Shell also faced challenges in getting its Bonga project up and running, said Gbola Sobande, controls manager at Shell Nigeria E&P Co.

This deepwater offshore project in OPL 212 also needed a large above-water capacity to handle 225,000 b/d of oil in 280,000 b/d of total fluids and 150 MMcf/d of gas, including 65 MMcf/d of lift gas. That project has 30 seabed well locations serving 37 subsea targets.

In other words, it was a big project with big requirements. Sobande said Bonga was one reason some contractors switched to reimbursable contracts to reduce risks. The Shell team also found that, beyond a certain critical size, there is a disproportionate escalation in complexity and risk, particularly since the industry has little experience in designing and building FPSOs three times the length of a soccer field.
One challenge at Bonga dealt with the growth in required weight from 20,000 tonnes to 22,000 tonnes. That meant a redesign of parts of the platform. Another challenge was Shell's low estimate of 200,000 man-hours for completion. The actual job took an additional 5,000 man-hours.

Shell did a lot of things right in the US $3.5 billion Bonga project, Sobande said, but it could have done a better job on parts of the project, too.

It is scheduled to flow first oil in July next year.

Design

During the Floating Production Systems 2004 Conference, Edward Huang, vice president of naval architecture for Sea Engineering Inc., which makes Modec platforms, described a floating production platform design for the Gulf of Mexico.

Semisubmersibles, he said, make the most efficient use of hull steel weight, equal to TLPs and 70% less than spars. The tradeoff is a higher hull motion. Semisubmersibles also often cost less than other designs because of savings on mooring, hull and installation.

The main driver for a semisubmersible in the Gulf of Mexico, he said, is recent discoveries in water depths greater than 7,000 ft (2,135 m) with no nearby pipeline infrastructure. "As you go deeper, TLP tendons get more and more expensive," he added.

The new design is a center-pontoon semisubmersible. Where a conventional semisubmersible has columns at all four corners of the pontoons, the center-pontoon design moves the columns outboard of the pontoons. That design places less pry-squeeze load pressure on the columns, he said. It also allows easy access for polyester mooring systems, and it reduces motion.

To further blur the lines among the deepwater options, Steve Leverette, manager of the technology and research and development department at Atlantia and SBM-Imodco, described two TLP designs for ultradeep water.
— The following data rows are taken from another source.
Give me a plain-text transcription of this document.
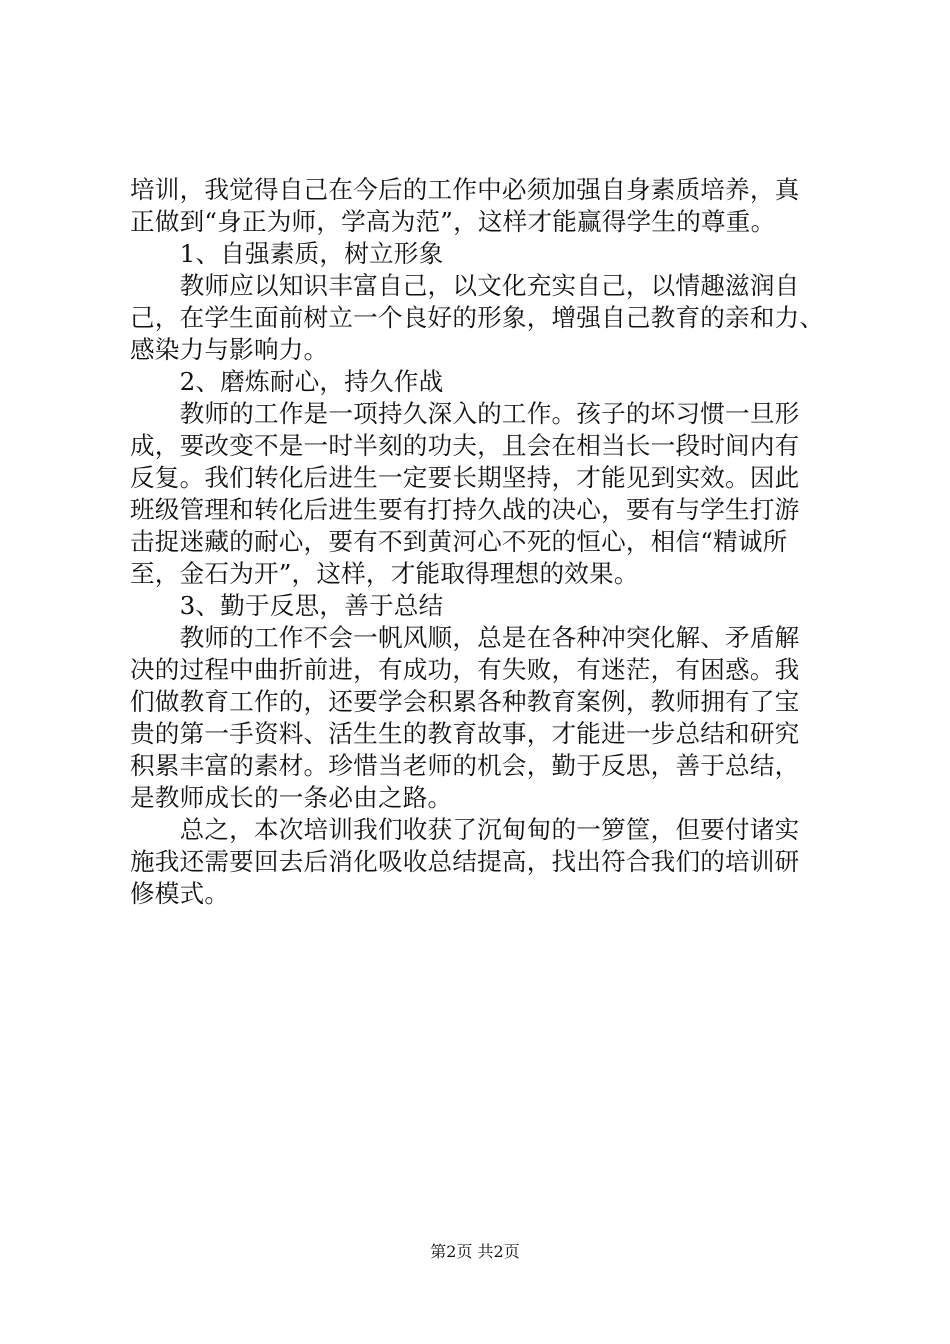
培训，我觉得自己在今后的工作中必须加强自身素质培养，真
正做到“身正为师，学高为范”，这样才能赢得学生的尊重。
　　1、自强素质，树立形象
　　教师应以知识丰富自己，以文化充实自己，以情趣滋润自
己，在学生面前树立一个良好的形象，增强自己教育的亲和力、
感染力与影响力。
　　2、磨炼耐心，持久作战
　　教师的工作是一项持久深入的工作。孩子的坏习惯一旦形
成，要改变不是一时半刻的功夫，且会在相当长一段时间内有
反复。我们转化后进生一定要长期坚持，才能见到实效。因此
班级管理和转化后进生要有打持久战的决心，要有与学生打游
击捉迷藏的耐心，要有不到黄河心不死的恒心，相信“精诚所
至，金石为开”，这样，才能取得理想的效果。
　　3、勤于反思，善于总结
　　教师的工作不会一帆风顺，总是在各种冲突化解、矛盾解
决的过程中曲折前进，有成功，有失败，有迷茫，有困惑。我
们做教育工作的，还要学会积累各种教育案例，教师拥有了宝
贵的第一手资料、活生生的教育故事，才能进一步总结和研究
积累丰富的素材。珍惜当老师的机会，勤于反思，善于总结，
是教师成长的一条必由之路。
　　总之，本次培训我们收获了沉甸甸的一箩筐，但要付诸实
施我还需要回去后消化吸收总结提高，找出符合我们的培训研
修模式。
第2页 共2页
One design is a deep-draft semisubmersible-type TLP that offers better control of motions on steel catenary risers. It has gone through full model testing and front-end engineering for a 6,000-ft (1,830-m) location in the Gulf of Mexico. The other TLP is a design for water depths of 8,000 ft to 10,000 ft (2,440 m to 3,050 m) using conventional steel tendons and the capacity to handle payloads up to 30,000 tonnes.
A TLP is better for deep water, he said, because there is virtually no heave, and it provides better riser support. The small footprint minimizes interference among field activities.

The keys to ultradeep TLPs are stepped tendons for lighter weight and lower cost, oscillation suppression and less tension on tendons, which translates to lighter tendon weight.
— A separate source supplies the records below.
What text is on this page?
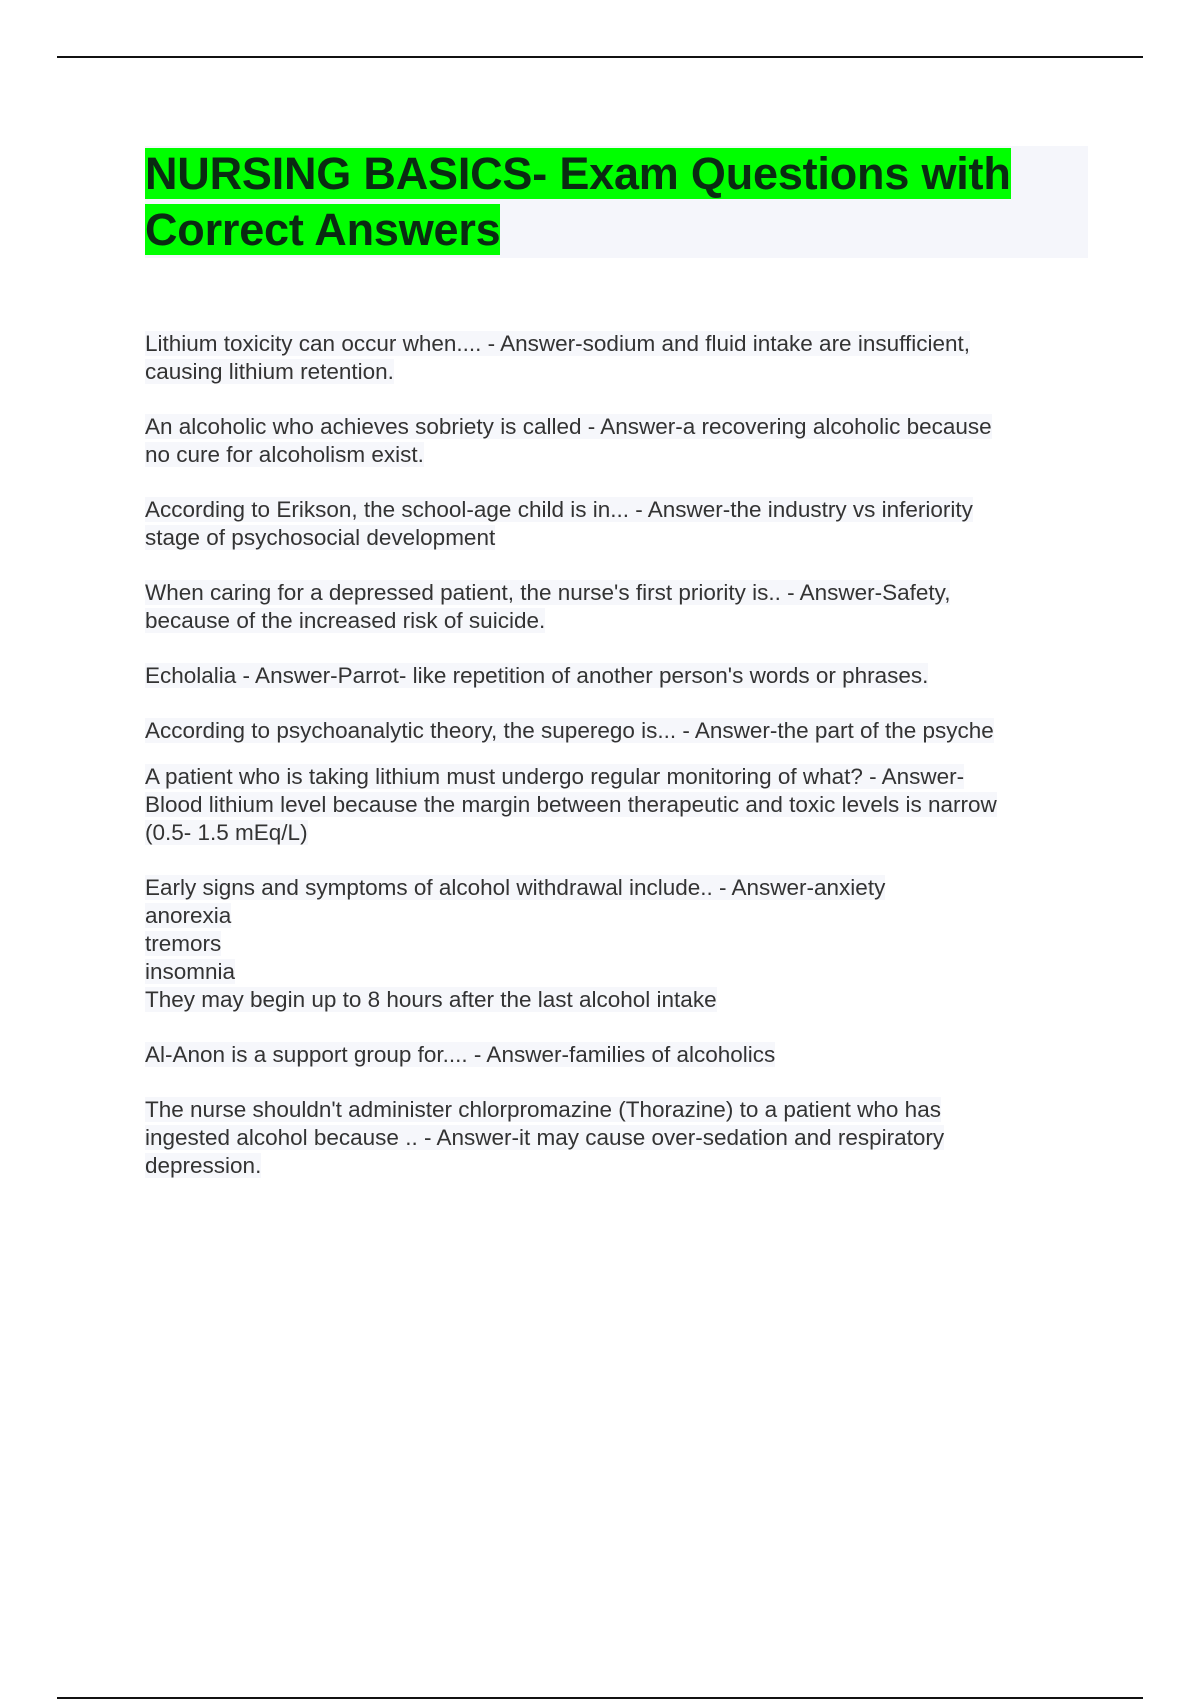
NURSING BASICS- Exam Questions with Correct Answers

Lithium toxicity can occur when.... - Answer-sodium and fluid intake are insufficient,
causing lithium retention.

An alcoholic who achieves sobriety is called - Answer-a recovering alcoholic because
no cure for alcoholism exist.

According to Erikson, the school-age child is in... - Answer-the industry vs inferiority
stage of psychosocial development

When caring for a depressed patient, the nurse's first priority is.. - Answer-Safety,
because of the increased risk of suicide.

Echolalia - Answer-Parrot- like repetition of another person's words or phrases.

According to psychoanalytic theory, the superego is... - Answer-the part of the psyche

A patient who is taking lithium must undergo regular monitoring of what? - Answer-
Blood lithium level because the margin between therapeutic and toxic levels is narrow
(0.5- 1.5 mEq/L)

Early signs and symptoms of alcohol withdrawal include.. - Answer-anxiety
anorexia
tremors
insomnia
They may begin up to 8 hours after the last alcohol intake

Al-Anon is a support group for.... - Answer-families of alcoholics

The nurse shouldn't administer chlorpromazine (Thorazine) to a patient who has
ingested alcohol because .. - Answer-it may cause over-sedation and respiratory
depression.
Stepped tendons mean tendons can be neutrally buoyant to a greater depth. A new oscillation supression control systems works something like a shock absorber on a car to reduce vibration and with the ability for tuning to maximize heave and pitch damping.

John Chianis, vice president of deepwater technology and engineering for ABB Lummus Global, described his company's design for an extended TLP (ETLP) platform. With the ETLP, the company has moved the columns toward the center on the pontoons, leaving the tendon porches outboard and out of the way.

These are just a sample of designs proven and approaching that will make the jobs of operating-company analysts even tougher in the future as they try to decide on the best concepts for developments in increasingly deep water.